Midsummer Scandinavian Festival in Golden showcases Viking culture and features reenactments
Colorado is a landlocked state with no navigable rivers that could accommodate a longship filled with Vikings.
Don’t tell that to the revelers of Golden’s Scandinavian Festival, which kicked off Friday and concluded Sunday. The festival gave Denver Metro area residents a chance to experience the traditions and customs of the seafaring warriors.
Held at Parfet Park, across Clear Creek from downtown Golden and just upstream from the Coors Brewing Facility, the festival offered Scandinavian food and drink, products from local artisans and traditional dances put on by the Valkyrie Dance Collective.
A group of reenactors, known as the Fjellborg Vikings, made the most noise as they held a staged battle between two Viking warriors. Shields weren’t shattered, but the swinging of axes and swords and the clash of steel drew a crowd and lots of cheers.
Loren Schultz founded the Fjellborg group — then named Denver Vikings — more than 20 years ago. He has become the “elder” of the group and adopted the name Lodin Graskeggr of Myklebust. Since its founding, the group revised its name to “Fjellborg” which, when translated from Scandinavian and Germanic languages, means “mountain community,” Schultz said.
“Our purpose is to teach people about the lifestyle of Scandinavians during the classic Viking Era,” he said. “The combat is kind of the neon light blinking that brings people in, but what we try to teach is daily life, like farming and fishing, really everything the Scandinavian people did during that period.”
The Fjellborg group exists statewide, so distance can be a “limiting factor,” Schutlz said.
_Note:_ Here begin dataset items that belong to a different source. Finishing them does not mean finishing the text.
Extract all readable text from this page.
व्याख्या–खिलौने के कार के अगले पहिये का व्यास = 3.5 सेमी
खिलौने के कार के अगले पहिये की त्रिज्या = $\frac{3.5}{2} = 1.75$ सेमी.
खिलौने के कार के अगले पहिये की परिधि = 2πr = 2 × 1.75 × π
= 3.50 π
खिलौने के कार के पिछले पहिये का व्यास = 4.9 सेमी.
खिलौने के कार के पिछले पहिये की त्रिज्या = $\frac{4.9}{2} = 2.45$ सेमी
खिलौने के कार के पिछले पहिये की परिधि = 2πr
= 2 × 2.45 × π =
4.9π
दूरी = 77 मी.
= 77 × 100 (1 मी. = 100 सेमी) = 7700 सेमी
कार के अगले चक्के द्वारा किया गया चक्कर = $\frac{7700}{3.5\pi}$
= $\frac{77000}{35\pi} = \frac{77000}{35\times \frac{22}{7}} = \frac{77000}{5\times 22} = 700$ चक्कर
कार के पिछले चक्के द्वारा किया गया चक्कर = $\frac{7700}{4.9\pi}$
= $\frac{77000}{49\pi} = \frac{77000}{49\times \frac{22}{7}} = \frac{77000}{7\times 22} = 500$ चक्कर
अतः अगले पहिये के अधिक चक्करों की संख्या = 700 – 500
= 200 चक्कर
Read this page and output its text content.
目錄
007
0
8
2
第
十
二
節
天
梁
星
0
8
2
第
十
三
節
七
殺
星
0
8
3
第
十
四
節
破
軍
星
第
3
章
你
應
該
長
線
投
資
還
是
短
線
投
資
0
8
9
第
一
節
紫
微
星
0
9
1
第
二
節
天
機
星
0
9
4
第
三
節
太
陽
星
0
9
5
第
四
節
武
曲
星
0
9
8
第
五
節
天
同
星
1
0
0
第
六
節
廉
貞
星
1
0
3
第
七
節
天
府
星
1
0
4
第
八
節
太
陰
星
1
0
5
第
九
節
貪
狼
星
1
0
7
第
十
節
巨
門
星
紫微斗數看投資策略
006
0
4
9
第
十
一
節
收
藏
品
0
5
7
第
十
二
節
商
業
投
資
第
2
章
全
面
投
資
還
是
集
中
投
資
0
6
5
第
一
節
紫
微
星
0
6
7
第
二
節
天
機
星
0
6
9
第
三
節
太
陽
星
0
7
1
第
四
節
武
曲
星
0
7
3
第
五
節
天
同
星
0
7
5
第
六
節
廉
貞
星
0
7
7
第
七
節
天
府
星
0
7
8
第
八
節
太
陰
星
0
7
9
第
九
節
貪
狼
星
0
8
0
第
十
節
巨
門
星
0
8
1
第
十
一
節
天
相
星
He pointed to a reproduction of a Viking ship the group and said it came all the way from Grand Junction.
The boat was on a trailer and did not sail to Golden.
The Fjellborg group tries to bring it to as many events as it can. If unable to, the group brings a collection of artifacts, many which were made by members. All the tools Schultz had on display represented what Vikings might have used on a day-to-day basis, including in combat, he said.
“We had displays in the Denver Museum of Nature and Science when they had a Swedish exhibit years ago, and everything you see at this camp was in the museum,” he said. “I consider this table in front of us a traveling museum.”
While he and the rest of the Fjellborg Vikings try their best to share Viking history, Schultz said some misconceptions from movies and the internet — such as fuzzy boots and horned helmets — just “ain’t Viking.”
Where some shows and movies embellish Viking life, the Fjellborg group follows the “traditional reenactor style,” Schultz said.
Their goal is to represent the culture as truthfully as possible, he said.
“I am uncomfortable complaining about anybody else, they have their goals and what they do in their camps is their business, but we try for authenticity in teaching history as best as possible,” he said. “Real history.”
The Fjellborg group is open to anyone who has a passion for history and wants to learn more about the Vikings, Schultz said. Potential members don’t need to have any Scandinavian heritage to join — just a strong desire to learn.
That doesn’t just mean learning about staged combat that draw crowds at the festival. It’s about an array of other skills, such as weaving and woodwork, Schultz said.